Under the leadership of Chancellor Helmut Kohl and Kinkel, the German Bundestag in 1993 agreed on a three-point amendment to the 1949 Constitution that for the first time let German troops take part in international peacekeeping operations sanctioned by the United Nations and other bodies, subject to advance approval by parliament.[12] Shortly after, the German Parliament approved a controversial troop deployment under the umbrella of the United Nations Operation in Somalia II, clearing the final hurdle for what was then Germany's biggest deployment of ground forces abroad since World War II.[13] Also under Kinkel’s leadership, Germany began destroying stockpiles of tanks and other heavy weapons in the early 1990s, becoming the first country to implement the Treaty on Conventional Armed Forces in Europe.[14]

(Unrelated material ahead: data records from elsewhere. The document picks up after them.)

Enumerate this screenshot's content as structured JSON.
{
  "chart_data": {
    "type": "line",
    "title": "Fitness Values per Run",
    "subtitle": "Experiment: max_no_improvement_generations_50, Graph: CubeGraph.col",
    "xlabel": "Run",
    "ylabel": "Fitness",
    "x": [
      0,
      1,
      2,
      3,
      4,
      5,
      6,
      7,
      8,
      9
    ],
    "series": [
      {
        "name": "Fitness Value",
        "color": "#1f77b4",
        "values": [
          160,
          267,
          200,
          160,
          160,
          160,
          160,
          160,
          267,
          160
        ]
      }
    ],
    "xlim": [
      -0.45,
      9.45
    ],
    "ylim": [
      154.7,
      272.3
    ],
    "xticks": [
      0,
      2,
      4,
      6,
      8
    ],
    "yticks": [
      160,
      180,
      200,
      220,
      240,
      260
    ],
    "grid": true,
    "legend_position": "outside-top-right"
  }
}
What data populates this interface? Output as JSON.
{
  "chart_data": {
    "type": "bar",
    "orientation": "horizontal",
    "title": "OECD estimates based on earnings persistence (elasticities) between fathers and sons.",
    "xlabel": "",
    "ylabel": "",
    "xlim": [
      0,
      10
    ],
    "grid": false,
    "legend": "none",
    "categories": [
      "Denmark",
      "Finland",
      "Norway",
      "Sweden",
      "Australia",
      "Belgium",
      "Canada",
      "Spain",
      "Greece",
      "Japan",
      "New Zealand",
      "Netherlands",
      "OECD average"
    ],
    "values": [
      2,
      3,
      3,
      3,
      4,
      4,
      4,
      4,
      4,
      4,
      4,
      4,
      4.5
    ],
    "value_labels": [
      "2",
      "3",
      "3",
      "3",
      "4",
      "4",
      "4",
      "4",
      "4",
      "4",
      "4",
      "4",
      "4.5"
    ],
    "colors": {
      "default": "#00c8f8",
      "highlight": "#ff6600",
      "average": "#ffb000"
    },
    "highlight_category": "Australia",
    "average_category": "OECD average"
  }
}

In 1995, China dismissed a personal appeal from Kinkel to release Chinese dissident Wei Jingsheng and expelled journalist Henrik Bork, a reporter for the newspaper Frankfurter Rundschau.[15] One year later, China abruptly canceled a planned visit to Beijing by Kinkel, citing a German parliamentary resolution that condemned China's human rights record in Tibet.[16]
A strong supporter of European integration, Kinkel successfully advocated for Germany to ratify the Maastricht Treaty on European political and economic union in December 1992, making it the 10th of the 12 European Community nations to sign on.[17] In 1994, he had to abandon his candidate for President of the European Commission, Prime Minister Jean-Luc Dehaene of Belgium, following protest by British Prime Minister John Major.[18] In 1997, he argued that Turkey did not qualify because of its record on "human rights, the Kurdish question, relations with Greece and of course very clear economic questions."[19] On Kinkel’s initiative, Germany became the first government to declare a suspension of contacts with Bosnia's envoys abroad after a recommendation made by the High Representative of the International Community in Bosnia-Herzegovina, Carlos Westendorp.[20]
From 21 January 1993, Kinkel was also Vice Chancellor of Germany. From 1993 to 1995 he also served as chairman of the FDP.[1] After the Free Democrats won barely enough votes to get into the Bundestag in 1994[21] and later lost badly in 12 out of 14 state and European Parliament elections, Kinkel announced that he would not seek re-election as party chairman. He resigned as Foreign Minister and Vice Chancellor after the government's defeat in the 1998 federal election.[1]
Kinkel was a member of the Bundestag, the Parliament of Germany, from 1994 to 2002.[22]
After leaving government in 1998, Kinkel worked as a lawyer and was engaged in a number of philanthropic and business activities, including the following:
At the request of Chancellor Angela Merkel, Kinkel represented the German government at the 2011 funeral of Sultan bin Abdulaziz, the Crown Prince of Saudi Arabia.[29]
In November 2016, Kinkel was elected as president of a newly created ethics commission of the German Football Association (DFB); the commission is part of the DFB's declared drive for more transparency and integrity following revelations of a financial scandal around the 2006 FIFA World Cup it hosted.[30]